Brenda Gardiner's courage to come back is inspirational

The gala evening was glorious for Brenda Gardiner and her five fellow Courage to Come Back award winners. Brenda joked it was nice the RCMP dressed to complement her fabulous red dress.

For years, Brenda Gardiner chose to consider her past, just that, in the past. However, it was a difficult past to forget. Before the age of five, Brenda witnessed the death of her mother, at the hands of her drunken father.

She was the oldest of five children, all of which were placed in foster homes after her mother’s death.

“I was raised by a wonderful foster family,” Brenda said of the home where she and one of her brothers grew up.

It was from her foster dad, who she fondly recalls as “Dad”, she learned with determination she could overcome any obstacle and that’s how she’s lived her life.

Brenda was one of six 2014 Coast Mental Health Courage to Come Back Award winners, but admitted when her nominator RCMP Cpl Jenny Collins asked if she’d let her name stand, she was not completely comfortable.

“My first thought was I don’t want anyone to feel sorry for me,” she said.

However, with Jenny’s assurance of her imminent worthiness of this award, Brenda agreed.

“Once I realized that Jenny and others consider me and my story inspirational, I knew if it could help even one person to escape abuse it was worth telling my story.”

Brenda’s exposure to family violence and abuse was not limited to her immediate family. After graduating high school, she moved to Saskatchewan and at 19 married a young farmer and raised her four children and a nephew she adopted, all the while learning the skills needed to help her husband wrestle a living on a marginal farm.

Like her father, Brenda’s husband was an abusive alcoholic and although she now values many of the skills and lessons she learned in the 20 years she spent with him, she knew she had to leave and break the cycle of abuse in her life.
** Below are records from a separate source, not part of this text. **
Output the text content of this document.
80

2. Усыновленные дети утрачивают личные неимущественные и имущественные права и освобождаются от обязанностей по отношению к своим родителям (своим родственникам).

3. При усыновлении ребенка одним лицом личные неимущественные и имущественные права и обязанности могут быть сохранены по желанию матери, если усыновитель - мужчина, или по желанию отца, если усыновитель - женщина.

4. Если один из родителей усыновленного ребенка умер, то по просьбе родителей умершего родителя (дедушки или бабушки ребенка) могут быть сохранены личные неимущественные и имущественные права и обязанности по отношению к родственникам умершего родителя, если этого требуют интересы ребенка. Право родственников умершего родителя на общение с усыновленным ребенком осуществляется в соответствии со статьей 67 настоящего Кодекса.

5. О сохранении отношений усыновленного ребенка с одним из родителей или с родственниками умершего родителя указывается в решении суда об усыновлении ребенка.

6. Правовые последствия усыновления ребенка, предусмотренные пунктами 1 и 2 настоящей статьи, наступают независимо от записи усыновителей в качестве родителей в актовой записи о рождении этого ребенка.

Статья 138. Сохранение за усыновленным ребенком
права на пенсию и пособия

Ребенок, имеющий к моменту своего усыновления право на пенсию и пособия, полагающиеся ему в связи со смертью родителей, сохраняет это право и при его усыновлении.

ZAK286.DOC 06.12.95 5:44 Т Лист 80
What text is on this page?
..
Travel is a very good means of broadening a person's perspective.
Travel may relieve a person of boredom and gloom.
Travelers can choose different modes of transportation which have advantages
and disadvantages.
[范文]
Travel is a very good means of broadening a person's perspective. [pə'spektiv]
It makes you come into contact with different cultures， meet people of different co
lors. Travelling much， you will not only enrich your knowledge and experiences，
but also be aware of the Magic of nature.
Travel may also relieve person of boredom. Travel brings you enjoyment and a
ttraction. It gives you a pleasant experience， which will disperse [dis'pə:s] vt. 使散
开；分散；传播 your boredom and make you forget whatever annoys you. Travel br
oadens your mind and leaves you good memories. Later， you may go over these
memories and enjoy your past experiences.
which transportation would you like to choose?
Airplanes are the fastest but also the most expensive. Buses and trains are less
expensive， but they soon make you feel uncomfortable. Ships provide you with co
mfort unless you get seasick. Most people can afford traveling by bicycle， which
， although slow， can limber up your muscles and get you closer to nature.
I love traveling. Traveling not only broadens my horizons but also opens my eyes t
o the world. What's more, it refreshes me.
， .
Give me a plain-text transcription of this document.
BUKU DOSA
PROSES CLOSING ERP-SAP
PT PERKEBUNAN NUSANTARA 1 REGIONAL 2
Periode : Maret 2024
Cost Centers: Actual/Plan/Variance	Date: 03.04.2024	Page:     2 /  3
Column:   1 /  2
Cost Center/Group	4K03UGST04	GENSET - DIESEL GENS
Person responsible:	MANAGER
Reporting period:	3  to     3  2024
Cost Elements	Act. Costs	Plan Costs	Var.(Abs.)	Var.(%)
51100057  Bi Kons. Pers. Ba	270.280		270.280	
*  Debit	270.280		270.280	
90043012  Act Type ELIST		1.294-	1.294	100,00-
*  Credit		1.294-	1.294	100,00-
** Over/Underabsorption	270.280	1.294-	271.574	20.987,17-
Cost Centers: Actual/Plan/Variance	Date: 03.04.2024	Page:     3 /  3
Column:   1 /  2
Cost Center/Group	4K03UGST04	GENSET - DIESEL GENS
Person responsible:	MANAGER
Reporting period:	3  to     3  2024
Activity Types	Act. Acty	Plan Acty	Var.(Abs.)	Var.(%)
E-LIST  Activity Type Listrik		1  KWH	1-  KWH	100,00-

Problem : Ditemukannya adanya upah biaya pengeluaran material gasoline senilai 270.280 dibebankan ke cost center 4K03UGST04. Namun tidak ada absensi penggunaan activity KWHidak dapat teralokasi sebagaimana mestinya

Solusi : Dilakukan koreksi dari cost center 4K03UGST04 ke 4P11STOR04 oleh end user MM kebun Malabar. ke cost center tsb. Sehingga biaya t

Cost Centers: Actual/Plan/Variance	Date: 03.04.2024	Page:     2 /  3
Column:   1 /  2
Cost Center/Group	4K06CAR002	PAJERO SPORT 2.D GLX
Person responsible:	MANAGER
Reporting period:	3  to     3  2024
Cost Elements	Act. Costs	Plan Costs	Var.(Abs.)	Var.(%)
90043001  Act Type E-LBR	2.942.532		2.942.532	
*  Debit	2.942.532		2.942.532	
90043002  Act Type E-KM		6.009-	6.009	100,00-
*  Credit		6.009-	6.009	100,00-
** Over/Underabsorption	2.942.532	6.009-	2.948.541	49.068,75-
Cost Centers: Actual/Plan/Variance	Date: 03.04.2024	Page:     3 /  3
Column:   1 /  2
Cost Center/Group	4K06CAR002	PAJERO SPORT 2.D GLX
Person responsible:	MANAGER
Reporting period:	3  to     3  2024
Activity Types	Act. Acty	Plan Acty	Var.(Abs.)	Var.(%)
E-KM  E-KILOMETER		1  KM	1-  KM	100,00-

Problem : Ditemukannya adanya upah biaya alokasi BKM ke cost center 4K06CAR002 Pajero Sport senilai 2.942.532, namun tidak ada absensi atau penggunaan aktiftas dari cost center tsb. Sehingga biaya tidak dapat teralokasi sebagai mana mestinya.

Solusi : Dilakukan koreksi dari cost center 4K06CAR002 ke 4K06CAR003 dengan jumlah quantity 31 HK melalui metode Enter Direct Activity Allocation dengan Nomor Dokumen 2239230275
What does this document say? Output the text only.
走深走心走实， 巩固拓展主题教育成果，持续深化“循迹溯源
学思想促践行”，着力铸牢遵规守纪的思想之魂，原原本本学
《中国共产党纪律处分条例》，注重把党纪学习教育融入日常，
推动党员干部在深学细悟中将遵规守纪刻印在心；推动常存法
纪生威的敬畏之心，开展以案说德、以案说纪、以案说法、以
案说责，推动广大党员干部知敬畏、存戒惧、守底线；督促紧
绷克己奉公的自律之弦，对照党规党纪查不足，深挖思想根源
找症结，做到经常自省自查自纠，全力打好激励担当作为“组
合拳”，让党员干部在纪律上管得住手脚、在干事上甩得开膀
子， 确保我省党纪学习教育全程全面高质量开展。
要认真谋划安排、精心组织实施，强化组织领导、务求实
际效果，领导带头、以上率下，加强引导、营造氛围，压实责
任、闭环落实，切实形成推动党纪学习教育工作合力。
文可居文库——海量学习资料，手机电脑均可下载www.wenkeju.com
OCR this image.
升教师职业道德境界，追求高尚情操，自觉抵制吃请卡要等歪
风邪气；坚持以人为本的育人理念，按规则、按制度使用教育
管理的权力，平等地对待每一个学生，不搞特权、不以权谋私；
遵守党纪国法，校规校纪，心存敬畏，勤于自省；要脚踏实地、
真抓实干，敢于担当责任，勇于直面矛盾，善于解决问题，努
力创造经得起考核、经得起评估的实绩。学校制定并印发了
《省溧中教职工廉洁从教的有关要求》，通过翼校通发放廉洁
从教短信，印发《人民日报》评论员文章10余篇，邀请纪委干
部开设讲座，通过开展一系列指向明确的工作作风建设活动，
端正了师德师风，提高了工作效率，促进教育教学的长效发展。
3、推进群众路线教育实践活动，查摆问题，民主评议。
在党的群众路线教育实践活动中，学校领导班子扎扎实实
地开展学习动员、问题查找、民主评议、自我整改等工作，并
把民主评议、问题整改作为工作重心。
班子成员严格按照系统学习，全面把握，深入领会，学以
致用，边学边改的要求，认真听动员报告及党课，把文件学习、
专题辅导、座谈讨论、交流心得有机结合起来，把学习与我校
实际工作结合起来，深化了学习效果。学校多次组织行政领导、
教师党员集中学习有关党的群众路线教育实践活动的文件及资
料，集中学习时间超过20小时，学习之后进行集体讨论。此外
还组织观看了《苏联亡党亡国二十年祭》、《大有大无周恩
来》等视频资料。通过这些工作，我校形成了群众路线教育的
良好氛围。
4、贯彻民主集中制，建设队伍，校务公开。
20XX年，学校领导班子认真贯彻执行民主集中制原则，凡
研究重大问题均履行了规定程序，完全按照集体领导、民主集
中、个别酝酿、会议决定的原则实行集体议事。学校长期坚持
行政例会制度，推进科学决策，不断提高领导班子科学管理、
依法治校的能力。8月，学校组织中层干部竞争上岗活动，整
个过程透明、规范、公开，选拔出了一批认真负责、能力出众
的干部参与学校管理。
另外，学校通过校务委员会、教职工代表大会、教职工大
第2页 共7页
“It was a life of survival,” she said.

Over the next few years, Brenda shared her story but never really came to terms with the effect it had on her.

After leaving her husband she returned to her home in the Smithers area and at 39 graduated from Northwest Community College and worked locally until accepting the job as band manager at Nazko First Nation in Quesnel. Brenda was learning the value of speaking up about injustice, encouraging women (especially First Nations women) to leave abusive relationships and the give back to the community in positive and productive ways.

She realized sharing her story wasn’t facing it, however, about seven years ago, at a violence workshop she told her story with emotion for the first time.

“The audience was overwhelmed by my story,” she said.

“Following that break through, therapy followed which I’m still in today. It’s been very good for me.”

She recognizes without the adversity in her life, she wouldn’t be the woman she is today.

“I’d never have learned to operate a combine if things hadn’t been tough in the marriage and on the farm,” she said.

“And I’m a damn good combine driver.”

Other skills and personal development might not be so obvious, but Brenda knows they are just as compelling.

“I have determination and stubborness that drives me to do what I do,” she admitted.

“I’ve also learned a healthy respect for alcohol and can enjoy a modest amount but never to excess,” she said.

“I don’t put myself in a situation where abuse is possible, not anymore.”

Currently, Brenda works with seniors helping them maintain life in their own home and loves her clientele, but her commitment to working with women in abusive and violent situations is still very much a priority for her.

She has formed a consulting business Warrior Woman 5 which presents workshops and awareness to First Nation women living in abusive or dysfunctional relationships and tells them there is help to deal with their addictions and emotions.

“I urge women not to beat themselves up for remaining in an abusive situation,” she said.

“Women often have several failed attempts at leave, but I also encourage them to never give up.”

Brenda knows it difficult to break the cycle of abuse. In her mother’s family, every member has died an alcohol-related death.

“No one grew old,” she sadly said.

It is Brenda’s firm conviction that the road from poverty, violence and abuse is paved with educational dollars, and women need the tools – self-esteem, life skills, employment readiness – before they can successfully leave the violence and abuse behind.

With her primary focus on First Nation women, Brenda adds if society really wants to address the culture of violence in these communities, it’s vital to reach the young women in a preventative way, instil the tools they need to survive and success without the spectre of abuse and violence in their

lives.

“My voice is strong – I have no fear,” she said.

“If I can say, in a powerful, eloquent and factual way, what needs to be said, that’s what I’ll do.”

Brenda was not only honoured Jenny thought her worthy for nomination but was thrilled to receive the award.

However, possibly the most powerful aspect to the ceremonies was sharing it with her daughter, the next generation.